JDBC hat mit SQL zu tun, umgekehrt gilt das nicht automatisch. In PHP kann ich prima mit SQL arbeiten und nirgends hab ich was mit JDBC zu tun. JDBC aber bringt mir natürlich nur was, wenn ich beabsichtige SQL zu nutzen.

Zurück zur eigentlichen Frage:
In der Tat, deine Wörter können ja mehrmals in unterschiedlichen Docs vorkommen, da hatte ich nicht aufgepasst. In solchen Fällen hab ich früher in MySQL mit temporären Heap-Tabellen gearbeitet.
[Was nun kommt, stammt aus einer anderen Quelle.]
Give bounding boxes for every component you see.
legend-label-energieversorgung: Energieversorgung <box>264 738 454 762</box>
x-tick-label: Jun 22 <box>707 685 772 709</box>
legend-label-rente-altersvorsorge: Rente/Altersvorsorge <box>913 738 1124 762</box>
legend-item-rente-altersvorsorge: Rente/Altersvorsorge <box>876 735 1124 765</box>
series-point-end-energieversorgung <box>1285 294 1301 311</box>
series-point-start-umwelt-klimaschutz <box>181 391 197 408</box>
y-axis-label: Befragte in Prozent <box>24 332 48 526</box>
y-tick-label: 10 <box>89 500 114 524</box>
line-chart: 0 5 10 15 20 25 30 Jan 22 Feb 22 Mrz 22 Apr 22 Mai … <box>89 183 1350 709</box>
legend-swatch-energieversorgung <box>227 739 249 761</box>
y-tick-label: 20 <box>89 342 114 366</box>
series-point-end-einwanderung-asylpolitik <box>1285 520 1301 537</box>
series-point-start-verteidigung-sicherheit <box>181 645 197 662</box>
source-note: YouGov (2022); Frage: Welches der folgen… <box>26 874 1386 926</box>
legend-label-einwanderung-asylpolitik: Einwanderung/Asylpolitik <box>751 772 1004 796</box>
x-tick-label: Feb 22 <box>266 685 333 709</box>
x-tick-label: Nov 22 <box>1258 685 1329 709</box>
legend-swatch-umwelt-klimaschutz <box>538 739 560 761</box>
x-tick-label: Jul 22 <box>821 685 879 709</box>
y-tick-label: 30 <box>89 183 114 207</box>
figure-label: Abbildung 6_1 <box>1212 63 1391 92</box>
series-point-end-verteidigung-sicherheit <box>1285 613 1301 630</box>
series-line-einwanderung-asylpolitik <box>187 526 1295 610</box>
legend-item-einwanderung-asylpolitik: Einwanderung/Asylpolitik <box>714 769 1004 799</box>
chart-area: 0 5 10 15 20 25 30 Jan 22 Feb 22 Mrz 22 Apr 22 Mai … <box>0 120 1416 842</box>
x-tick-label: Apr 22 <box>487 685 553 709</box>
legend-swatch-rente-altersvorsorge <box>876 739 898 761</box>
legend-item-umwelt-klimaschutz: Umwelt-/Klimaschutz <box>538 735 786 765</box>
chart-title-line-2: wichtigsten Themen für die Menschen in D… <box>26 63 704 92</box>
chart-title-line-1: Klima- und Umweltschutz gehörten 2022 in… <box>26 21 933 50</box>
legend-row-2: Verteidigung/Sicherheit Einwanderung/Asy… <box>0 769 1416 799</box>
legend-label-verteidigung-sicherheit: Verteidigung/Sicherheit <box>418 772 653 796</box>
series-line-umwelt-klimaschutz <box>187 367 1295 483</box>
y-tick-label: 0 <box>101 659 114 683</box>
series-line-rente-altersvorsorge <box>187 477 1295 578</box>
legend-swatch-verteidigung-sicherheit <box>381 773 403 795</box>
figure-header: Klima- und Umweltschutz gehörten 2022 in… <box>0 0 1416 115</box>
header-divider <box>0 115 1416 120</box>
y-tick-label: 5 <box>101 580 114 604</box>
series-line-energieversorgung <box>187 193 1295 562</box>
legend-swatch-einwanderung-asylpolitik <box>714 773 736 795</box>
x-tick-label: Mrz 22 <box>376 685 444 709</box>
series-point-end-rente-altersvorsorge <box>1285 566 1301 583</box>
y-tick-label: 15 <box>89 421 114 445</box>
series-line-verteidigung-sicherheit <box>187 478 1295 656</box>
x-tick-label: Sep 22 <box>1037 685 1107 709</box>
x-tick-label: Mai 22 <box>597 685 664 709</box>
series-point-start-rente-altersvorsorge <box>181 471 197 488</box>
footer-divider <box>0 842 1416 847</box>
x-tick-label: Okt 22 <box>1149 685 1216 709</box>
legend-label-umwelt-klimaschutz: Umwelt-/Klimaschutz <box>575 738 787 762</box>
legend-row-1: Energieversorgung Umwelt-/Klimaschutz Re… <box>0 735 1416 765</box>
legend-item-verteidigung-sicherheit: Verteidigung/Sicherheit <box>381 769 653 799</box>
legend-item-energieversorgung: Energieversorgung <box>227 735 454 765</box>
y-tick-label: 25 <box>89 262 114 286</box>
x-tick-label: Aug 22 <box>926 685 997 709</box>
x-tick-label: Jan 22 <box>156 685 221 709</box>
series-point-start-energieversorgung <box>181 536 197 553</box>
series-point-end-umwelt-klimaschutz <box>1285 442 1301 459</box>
Da hab ich erstmal die Zusammenfassung (die Addition in deinem Fall) reingehauen und den Krims dann sortiert ausgegeben. Mittlerweile habe ich selten noch was direkt mit SQL am Hut und es gibt endlich auch in MySQL Subselects, mit denen du das sicher eleganter lösen kannst.


----------



## AlArenal (28. Feb 2006)

P.S.:

Seit der 5er Version kann MySQL ja auch endlich mal Trigger (Freunden ausgewachsener RDBMS mag das ein müdes Lächeln abringen), die sich hier anböten um bei einer Änderung in der Tabelle automatisch in einer anderen Tabelle die Summen zu updaten/upzudaten/zu erneuern (scheiß Denglisch)...


----------



## KSG9|sebastian (28. Feb 2006)

SELECT count(word) as word_count FROM tabelle GROUP BY word_count ORDER BY word_count DESC LIMIT 0, 10


so müsste es gehen...


----------



## AlArenal (28. Feb 2006)

COUNT() zählt doch die Anzahl der Reihen!? Ich denke, er müsste was mit SUM() oder so machen, aber dann gibts hinten beim Sortieren den altgedienten "bla bla can not use with aggregate function bla bla"...


----------